陈默愣了一下,点头道:“是。据族谱记载,已在此定居十余代。”
“可曾听闻过‘往生之水’?”叶清雪问得直接,目光紧紧盯着陈默的反应。
“往生之水?”陈默眉头紧皱,仔细回忆了片刻,茫然地摇了摇头,“晚辈……从未听闻。家中长辈也未曾提及过此物。前辈,此物是……”
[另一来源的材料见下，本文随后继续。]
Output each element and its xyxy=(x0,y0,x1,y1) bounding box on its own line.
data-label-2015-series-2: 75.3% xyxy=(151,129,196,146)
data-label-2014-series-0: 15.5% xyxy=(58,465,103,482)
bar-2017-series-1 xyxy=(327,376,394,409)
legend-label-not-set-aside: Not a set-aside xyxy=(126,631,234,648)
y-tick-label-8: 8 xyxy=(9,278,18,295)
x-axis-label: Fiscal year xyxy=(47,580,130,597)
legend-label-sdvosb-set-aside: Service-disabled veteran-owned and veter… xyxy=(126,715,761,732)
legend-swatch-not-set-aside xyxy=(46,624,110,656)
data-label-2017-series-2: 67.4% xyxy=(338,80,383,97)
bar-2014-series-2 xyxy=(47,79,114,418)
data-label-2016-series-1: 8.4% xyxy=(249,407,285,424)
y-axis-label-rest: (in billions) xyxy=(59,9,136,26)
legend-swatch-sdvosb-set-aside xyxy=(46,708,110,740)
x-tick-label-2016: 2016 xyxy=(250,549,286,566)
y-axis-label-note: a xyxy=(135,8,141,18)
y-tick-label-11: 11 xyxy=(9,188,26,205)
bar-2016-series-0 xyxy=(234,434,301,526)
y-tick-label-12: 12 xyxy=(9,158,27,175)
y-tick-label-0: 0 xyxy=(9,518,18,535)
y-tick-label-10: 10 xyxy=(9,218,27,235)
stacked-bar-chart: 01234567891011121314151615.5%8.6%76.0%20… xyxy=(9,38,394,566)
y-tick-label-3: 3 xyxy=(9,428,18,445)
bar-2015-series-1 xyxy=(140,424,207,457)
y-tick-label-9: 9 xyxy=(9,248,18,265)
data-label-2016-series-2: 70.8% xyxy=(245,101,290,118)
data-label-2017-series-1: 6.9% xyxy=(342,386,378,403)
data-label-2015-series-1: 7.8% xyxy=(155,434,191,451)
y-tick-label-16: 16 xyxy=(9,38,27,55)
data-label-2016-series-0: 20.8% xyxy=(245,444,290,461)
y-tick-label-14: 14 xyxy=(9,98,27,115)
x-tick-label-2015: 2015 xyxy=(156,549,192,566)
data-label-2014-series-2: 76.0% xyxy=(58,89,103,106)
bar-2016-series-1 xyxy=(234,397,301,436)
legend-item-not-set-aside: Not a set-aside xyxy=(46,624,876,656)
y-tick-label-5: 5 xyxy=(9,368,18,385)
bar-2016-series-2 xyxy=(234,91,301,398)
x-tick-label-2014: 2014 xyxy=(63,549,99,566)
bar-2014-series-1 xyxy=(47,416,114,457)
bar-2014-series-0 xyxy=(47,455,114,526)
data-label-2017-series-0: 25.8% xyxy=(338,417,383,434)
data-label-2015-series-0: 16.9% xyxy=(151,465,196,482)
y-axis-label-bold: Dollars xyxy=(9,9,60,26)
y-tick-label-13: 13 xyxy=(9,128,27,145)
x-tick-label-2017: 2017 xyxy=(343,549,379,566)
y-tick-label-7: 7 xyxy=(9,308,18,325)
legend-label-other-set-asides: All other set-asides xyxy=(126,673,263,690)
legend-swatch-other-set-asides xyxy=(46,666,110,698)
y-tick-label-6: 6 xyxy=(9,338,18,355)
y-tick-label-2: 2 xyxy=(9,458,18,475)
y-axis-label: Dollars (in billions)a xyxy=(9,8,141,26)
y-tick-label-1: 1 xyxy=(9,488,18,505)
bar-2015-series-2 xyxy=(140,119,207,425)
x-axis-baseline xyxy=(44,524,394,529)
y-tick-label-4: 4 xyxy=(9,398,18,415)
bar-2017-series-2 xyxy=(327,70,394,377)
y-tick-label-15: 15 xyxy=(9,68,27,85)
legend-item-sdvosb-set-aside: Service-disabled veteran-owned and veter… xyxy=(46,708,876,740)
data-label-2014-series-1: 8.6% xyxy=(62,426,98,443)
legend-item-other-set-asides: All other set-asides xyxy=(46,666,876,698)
叶清雪见他神色不似作伪,便不再追问,转而问道:“你对阴魂宗,了解多少?可知其宗主‘血海邪影’的底细?还有,这矿山深处,除了阴魂宗弟子,最近可有什么异常?或者,有无关于某处特殊水域、深潭的传闻?”
她一连问了数个问题,都是她目前最想知道的。阴魂宗的实力布局,那“血海邪影”的修为手段,矿山内是否还有其他隐秘,以及那令牌地图上标记的“渊”,是否在当地有什么传说。
陈默见叶清雪不再追问龟甲与家族之事,暗暗松了口气,连忙打起精神,将自己所知和盘托出:“回前辈,阴魂宗在此地盘踞已有近百年,势力极大,据说其宗主‘血海邪影’修为深不可测,已达元婴期,但行踪诡秘,极少露面。宗内设有内外两门,外门执事如马魁之流,多由筑基修士担任,负责日常事务与对外征伐;内门则多为金丹期长老,据说有十余人,其中大长老血骨真人,乃是金丹巅峰修为,常年坐镇矿山深处,据说在主持某种血祭大阵……”
他顿了顿,脸上露出心有余季之色:“那矿山深处,被阴魂宗划为禁地,寻常弟子不得靠近。晚辈只听说里面似乎有一口巨大的血池,阴魂宗经常抓捕散修、凡人甚至低阶妖兽投入其中,用以修炼邪功或进行某种邪恶仪式。最近几个月,矿山戒备尤其森严,似乎在进行某种重要的祭祀,晚辈也是因此才想冒险潜入探查……”
“至于特殊水域或深潭……”陈默努力回忆着,“这片山脉水系并不发达,较大的河流只有一条‘黑水河’,自北向南流过,但河水浑浊,富含阴气,并非善地。深潭……晚辈倒是曾听镇中老人提过,在矿山更深处,群山环抱之中,似乎有一个被称为‘鬼哭渊’的地方,终年雾气笼罩,深不见底,时有怪异声响传出,生人勿近,被视为绝地。但具体情况,晚辈也不得而知,从未有人敢深入探查。”
“鬼哭渊……”叶清雪心中默念这个名字,与令牌地图上那个水滴标记旁的“渊”字对应。是这里吗?终年雾气笼罩,深不见底,时有怪异声响……听起来确实像是一处特殊的水域。只是“鬼哭”之名,透着不祥。